Un mandat d'administrateur offre un accès à des décisions stratégiques de premier plan, mais il s'accompagne d'une responsabilité que le statut ne protège pas toujours.

Avantages

  • Une liberté de parole garantie par le statut : l'administrateur indépendant n'est soumis à aucune hiérarchie interne. Il peut s'exprimer, voter contre, formuler des réserves, sans craindre de conséquences sur un lien de subordination qui n'existe pas.
  • Un accès aux décisions stratégiques de haut niveau : peu de postes donnent une vision aussi directe sur les orientations qui engagent l'avenir d'une entreprise. C'est une exposition rare, même pour des cadres expérimentés.
  • La possibilité de cumuler plusieurs mandats : contrairement à un poste salarié, un mandat d'administrateur est compatible avec d'autres activités, ce qui permet de diversifier ses implications et ses revenus.

Inconvénients

  • Une responsabilité juridique personnelle engagée : en cas de faute de gestion avérée, l'administrateur peut être tenu personnellement responsable, indépendamment du caractère collectif des délibérations du conseil.
  • Une rémunération parfois éloignée de l'implication réelle : les jetons de présence sont fixés en assemblée générale et ne reflètent pas toujours le temps effectivement consacré au mandat, notamment dans les PME.

Quelle est la différence entre un administrateur et un directeur général ?

Les deux fonctions coexistent au sommet d'une entreprise, mais elles n'ont ni le même rôle ni le même mode d'exercice.
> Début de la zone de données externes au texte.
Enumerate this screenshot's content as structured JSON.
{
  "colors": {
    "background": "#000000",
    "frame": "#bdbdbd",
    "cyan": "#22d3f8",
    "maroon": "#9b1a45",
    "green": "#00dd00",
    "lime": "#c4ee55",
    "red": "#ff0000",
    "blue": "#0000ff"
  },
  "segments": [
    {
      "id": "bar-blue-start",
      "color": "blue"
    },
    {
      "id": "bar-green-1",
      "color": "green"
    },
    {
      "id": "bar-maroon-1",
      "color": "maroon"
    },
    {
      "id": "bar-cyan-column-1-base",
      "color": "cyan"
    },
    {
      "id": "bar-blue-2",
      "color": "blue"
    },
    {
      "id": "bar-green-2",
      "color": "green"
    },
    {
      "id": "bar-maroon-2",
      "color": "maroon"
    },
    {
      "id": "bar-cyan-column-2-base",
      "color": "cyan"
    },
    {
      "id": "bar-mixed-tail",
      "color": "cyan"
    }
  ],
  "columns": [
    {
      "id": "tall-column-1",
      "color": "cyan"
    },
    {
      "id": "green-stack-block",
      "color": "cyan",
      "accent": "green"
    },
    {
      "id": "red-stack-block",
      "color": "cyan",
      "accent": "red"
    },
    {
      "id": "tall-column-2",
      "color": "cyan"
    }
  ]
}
L'administrateur exerce un mandat de gouvernance : nommé par l'assemblée générale des actionnaires, il siège au conseil d'administration, contrôle la gestion des dirigeants et vote les grandes orientations stratégiques. Il n'est pas salarié de la société et consacre un temps partiel à sa mission, rémunéré sous forme de jetons de présence. Le directeur général, lui, est nommé par le conseil d'administration et dirige l'entreprise au quotidien à temps plein. Sa responsabilité est individuelle sur la gestion opérationnelle, là où celle de l'administrateur est collégiale et porte sur les délibérations votées.

En pratique, le directeur général rend compte au conseil d'administration, dont les administrateurs sont membres. L'un pilote, l'autre contrôle et oriente. Dans les PME familiales, les deux rôles peuvent se confondre, une même personne occupant simultanément la présidence du conseil et la direction générale.